Capítulo VII
El hombre de la ventana
Creo que ser preferible aclarar, antes de pasar adelante, que en esta narración no encontrarán los lectores ningún comentario de color local que sirva de fondo al relato.
No entiendo nada de arqueología y no creo que llegue a interesarme nunca tal materia.
Me parece una solemne sandez el Ir enredando con gente y cosas enterradas y olvidadas. El señor Carey solía decirme que yo no tenía temperamento de arqueólogo, y estoy segura de que le sobraba la razón.

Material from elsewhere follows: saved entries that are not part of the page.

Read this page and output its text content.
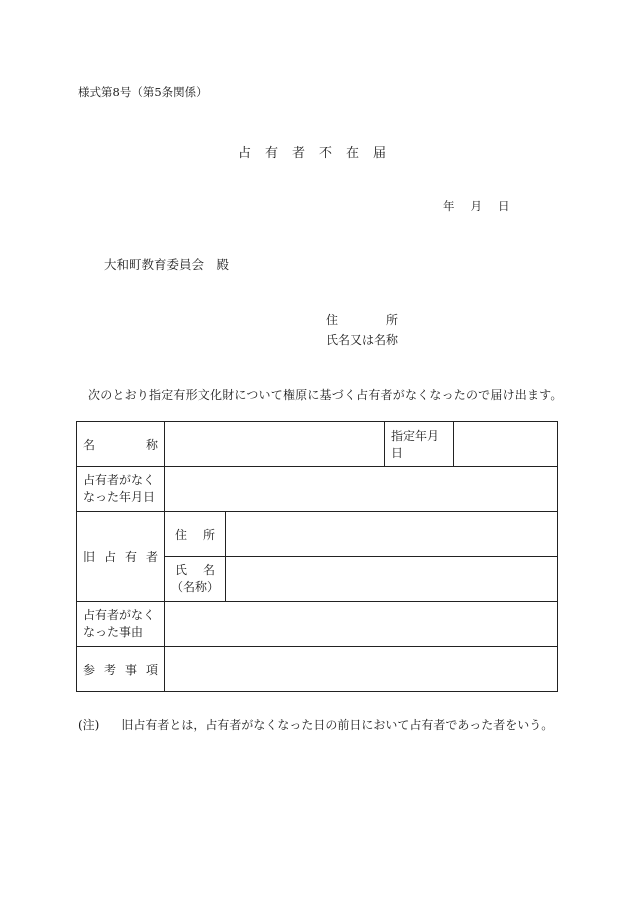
様式第8号（第5条関係）
占有者不在届
年 月 日
大和町教育委員会　殿
住	所
氏名又は名称
次のとおり指定有形文化財について権原に基づく占有者がなくなったので届け出ます。
名 称			指定年月日	

占有者がなく
なった年月日				

旧 占 有 者	住 所			

	氏 名
（名称）			

占有者がなく
なった事由				

参 考 事 項				

(注) 旧占有者とは，占有者がなくなった日の前日において占有者であった者をいう。
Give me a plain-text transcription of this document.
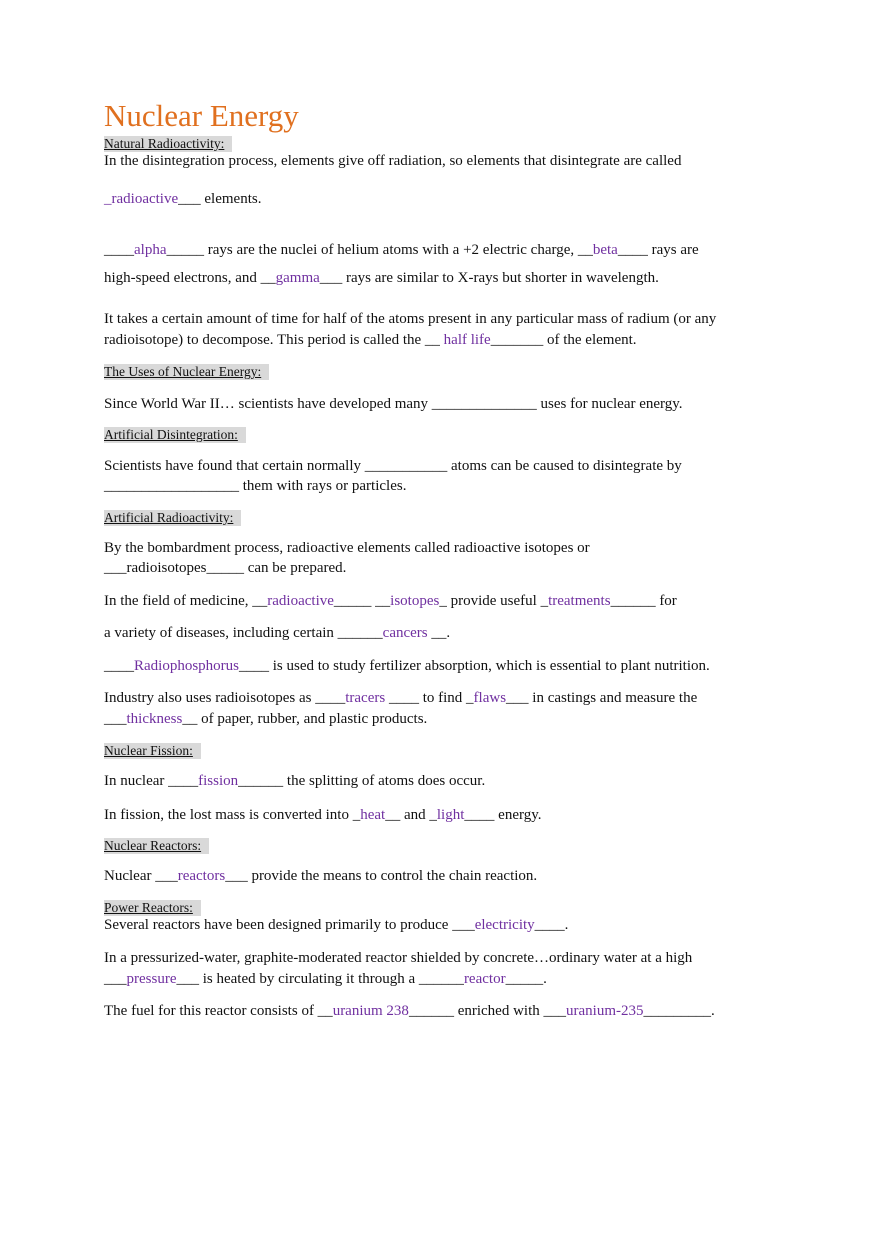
Nuclear Energy
Natural Radioactivity:

In the disintegration process, elements give off radiation, so elements that disintegrate are called

_radioactive___ elements.

____alpha_____ rays are the nuclei of helium atoms with a +2 electric charge, __beta____ rays are

high-speed electrons, and __gamma___ rays are similar to X-rays but shorter in wavelength.

It takes a certain amount of time for half of the atoms present in any particular mass of radium (or any

radioisotope) to decompose. This period is called the __ half life_______ of the element.

The Uses of Nuclear Energy:

Since World War II… scientists have developed many ______________ uses for nuclear energy.

Artificial Disintegration:

Scientists have found that certain normally ___________ atoms can be caused to disintegrate by

__________________ them with rays or particles.

Artificial Radioactivity:

By the bombardment process, radioactive elements called radioactive isotopes or

___radioisotopes_____ can be prepared.

In the field of medicine, __radioactive_____ __isotopes_ provide useful _treatments______ for

a variety of diseases, including certain ______cancers __.

____Radiophosphorus____ is used to study fertilizer absorption, which is essential to plant nutrition.

Industry also uses radioisotopes as ____tracers ____ to find _flaws___ in castings and measure the

___thickness__ of paper, rubber, and plastic products.

Nuclear Fission:

In nuclear ____fission______ the splitting of atoms does occur.

In fission, the lost mass is converted into _heat__ and _light____ energy.

Nuclear Reactors:

Nuclear ___reactors___ provide the means to control the chain reaction.

Power Reactors:

Several reactors have been designed primarily to produce ___electricity____.

In a pressurized-water, graphite-moderated reactor shielded by concrete…ordinary water at a high

___pressure___ is heated by circulating it through a ______reactor_____.

The fuel for this reactor consists of __uranium 238______ enriched with ___uranium-235_________.
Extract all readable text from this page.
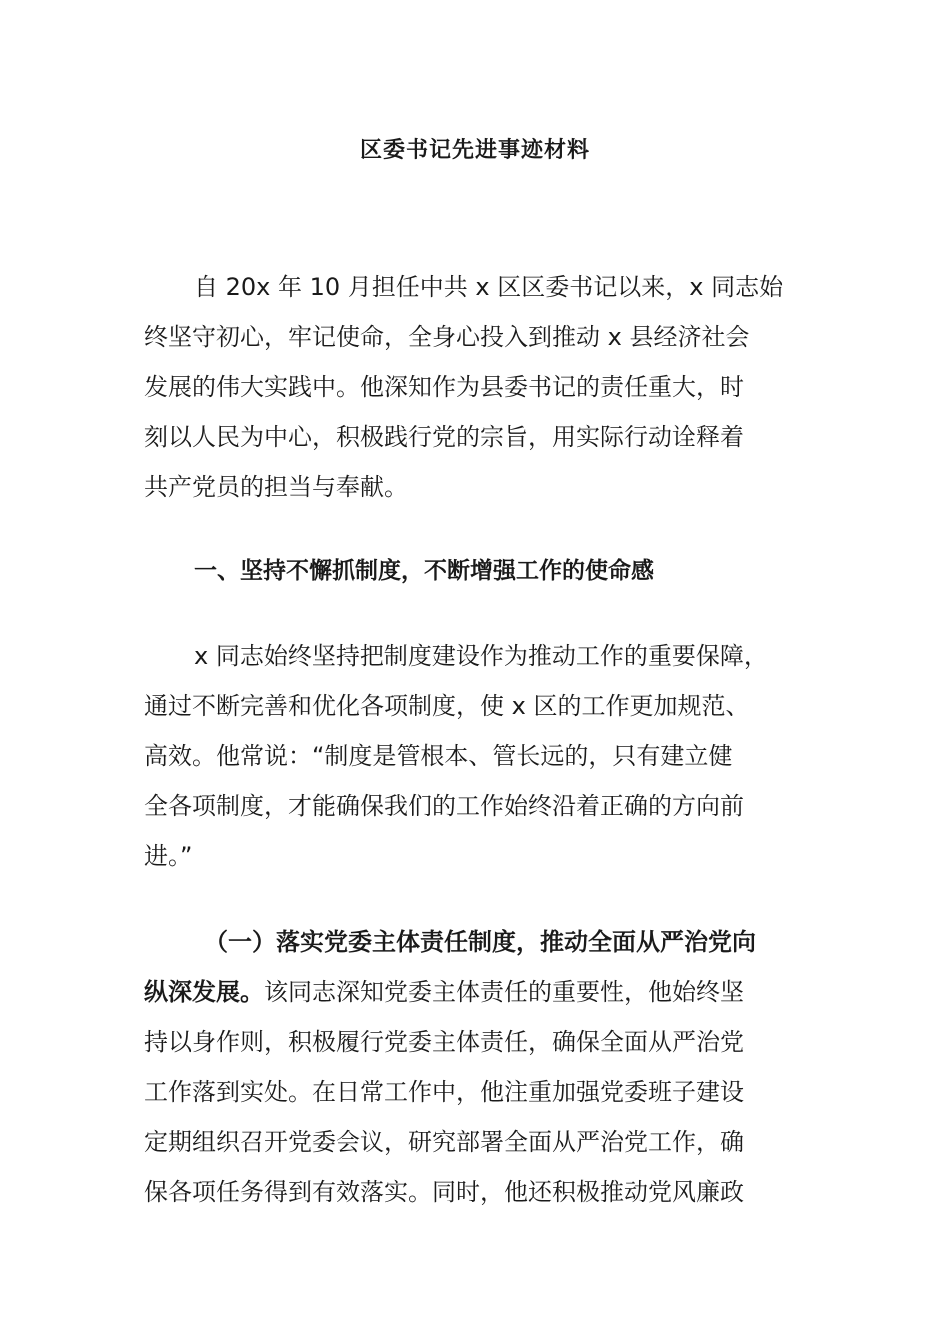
区委书记先进事迹材料
自 20x 年 10 月担任中共 x 区区委书记以来，x 同志始
终坚守初心，牢记使命，全身心投入到推动 x 县经济社会
发展的伟大实践中。他深知作为县委书记的责任重大，时
刻以人民为中心，积极践行党的宗旨，用实际行动诠释着
共产党员的担当与奉献。
一、坚持不懈抓制度，不断增强工作的使命感
x 同志始终坚持把制度建设作为推动工作的重要保障，
通过不断完善和优化各项制度，使 x 区的工作更加规范、
高效。他常说：“制度是管根本、管长远的，只有建立健
全各项制度，才能确保我们的工作始终沿着正确的方向前
进。”
（一）落实党委主体责任制度，推动全面从严治党向
纵深发展。该同志深知党委主体责任的重要性，他始终坚
持以身作则，积极履行党委主体责任，确保全面从严治党
工作落到实处。在日常工作中，他注重加强党委班子建设
定期组织召开党委会议，研究部署全面从严治党工作，确
保各项任务得到有效落实。同时，他还积极推动党风廉政
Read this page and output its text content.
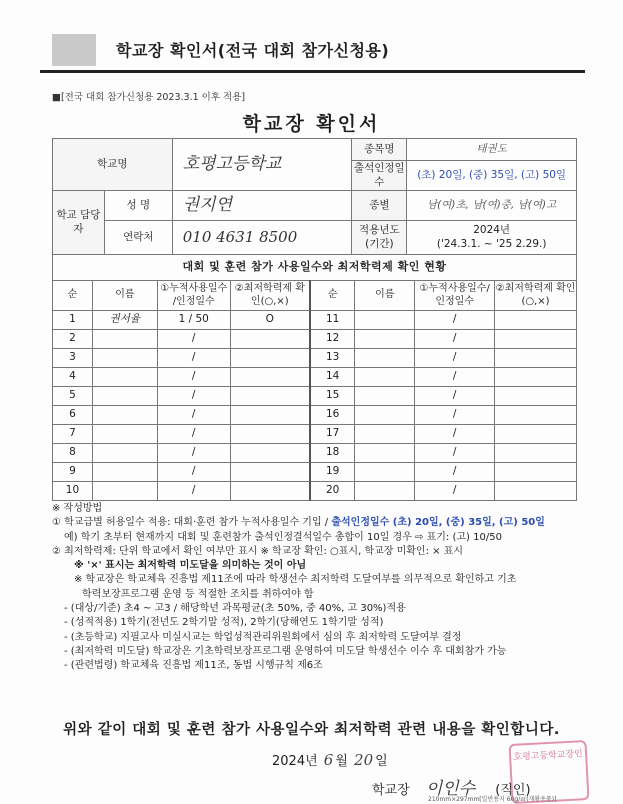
학교장 확인서(전국 대회 참가신청용)
■[전국 대회 참가신청용 2023.3.1 이후 적용]
학교장 확인서
학교명		호평고등학교	종목명	태권도
			출석인정일수	(초) 20일, (중) 35일, (고) 50일
학교 담당자	성 명	권지연	종별	남(여)초, 남(여)중, 남(여)고
	연락처	010 4631 8500	적용년도 (기간)	2024년
('24.3.1. ~ '25 2.29.)
대회 및 훈련 참가 사용일수와 최저학력제 확인 현황
순	이름	①누적사용일수 /인정일수	②최저학력제 확인(○,×)	순	이름	①누적사용일수/ 인정일수	②최저학력제 확인(○,×)
1	권서율	1 / 50	O	11		/	
2		/		12		/	
3		/		13		/	
4		/		14		/	
5		/		15		/	
6		/		16		/	
7		/		17		/	
8		/		18		/	
9		/		19		/	
10		/		20		/	
※ 작성방법
① 학교급별 허용일수 적용: 대회·훈련 참가 누적사용일수 기입 / 출석인정일수 (초) 20일, (중) 35일, (고) 50일
예) 학기 초부터 현재까지 대회 및 훈련참가 출석인정결석일수 총합이 10일 경우 ⇨ 표기: (고) 10/50
② 최저학력제: 단위 학교에서 확인 여부만 표시 ※ 학교장 확인: ○표시, 학교장 미확인: × 표시
※ '×' 표시는 최저학력 미도달을 의미하는 것이 아님
※ 학교장은 학교체육 진흥법 제11조에 따라 학생선수 최저학력 도달여부를 의무적으로 확인하고 기초
학력보장프로그램 운영 등 적절한 조치를 취하여야 함
- (대상/기준) 초4 ~ 고3 / 해당학년 과목평균(초 50%, 중 40%, 고 30%)적용
- (성적적용) 1학기(전년도 2학기말 성적), 2학기(당해연도 1학기말 성적)
- (초등학교) 지필고사 미실시교는 학업성적관리위원회에서 심의 후 최저학력 도달여부 결정
- (최저학력 미도달) 학교장은 기초학력보장프로그램 운영하여 미도달 학생선수 이수 후 대회참가 가능
- (관련법령) 학교체육 진흥법 제11조, 동법 시행규칙 제6조
위와 같이 대회 및 훈련 참가 사용일수와 최저학력 관련 내용을 확인합니다.
2024년 6 월 20 일
학교장 이인수 (직인)
호평고등학교장인
210mm×297mm[일반용지 60g/㎡(재활용품)]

A la mañana siguiente de mi llegada, el señor Carey preguntó si me gustaría ir a ver un palacio que estaba "planeando". No sé cómo puede planearse una cosa que existió hace tanto tiempo. Pero le aseguré que me encantaría ir y, en realidad, hasta me emocionaba un poco la idea. Al parecer, aquel palacio tenía cerca de tres mil años de antigüedad. Me pregunté qué clase de edificios tendría la gente en tales tiempos y si serían como los que yo viera en las fotografias de Tutankamón. Pero créase o no, allí no había más que barro seco. Polvorientas paredes de adobes, de unos dos pies de alto, y nada más.
El señor Carey me llevó de aquí para allí, contándome cosas; aquello era un gran atrio, y allí estuvieron situados varios aposentos, un piso superior y otras habitaciones que daban al patio central. Y yo pensaba: "¿Cómo lo sabrá?", aunque fui lo bastante discreta para no preguntárselo. Puedo asegurar que me llevé una desilusión. Aquellas excavaciones no contenían más que barro; nada de mármoles ni oro, o algo que fuera bonito, por lo menos. La casa de mi tía, en Cricklewood, hubiera parecido una ruina mucho más imponente. Y aquellos asirios, o lo que fueran, se llamaban a sí mismos "reyes". Cuando el señor Carey acabó de enseñarme su "palacio", me dejó con el padre Lavigny, que se encargó de mostrarme el resto del montículo. Me causaba cierto recelo el padre Lavigny por ser extranjero; y, además, por aquella voz profunda que tenía. Sin embargo, se mostró muy amable, aunque fue algo difuso en sus explicaciones.
Algunas veces me dio la sensación de que todo aquello le importaba tan poco como a mí.
La señora Leidner me lo explicó más tarde. Me dijo que el padre Lavigny sólo se interesaba por "documentos escritos". Los asirios escribían sobre barro con unas marcas de raro aspecto, pero muy perceptibles. Hasta se habían encontrado tablillas escolares. Sobre una de las caras estaban escritas las preguntas del maestro, y al dorso se veían las contestaciones del discípulo. He de confesar que me interesaron dichas tablillas, pues tenían un profundo sentido humano.
El padre Lavigny me acompañó a dar una vuelta por las excavaciones y me enseñó, diferenciándolos, lo que eran templos o palacios, y lo que eran casas particulares.
Incluso me mostró un sitio que, según dijo, era un primitivo cementerio de los acadios[3].
Hablaba de una forma bastante incoherente; se refería someramente a un asunto y luego pasaba sin interrupción a tratar de otros.
—Me parece extraño que hayan contratado sus servicios, enfermera dijo en una ocasión—. ¿Es que la señora Leidner está realmente enferma?
—No en el sentido literal de la palabra —contesté.
—Es una mujer rara —comentó—. Creo que es peligrosa.
—¿Qué quiere decir? —pregunté—; ¿peligrosa? ¿De qué forma?
Sacudió la cabeza, pensativo.
—Creo que es cruel —replicó—. Sí, estoy seguro de que puede ser muy despiadada.
Era curioso que un fraile dijera aquello. Supuse, desde luego, que habría oído muchas cosas en confesión; pero este pensamiento aumentó mi desconcierto, pues no estabasegura de si los frailes confesaban, o sólo podían hacerlo los sacerdotes. Yo estaba convencida de que era fraile, pues llevaba aquel hábito blanco, que, por cierto, recogía fácilmente la suciedad. Y, además, llevaba un rosario colgando del cinturón.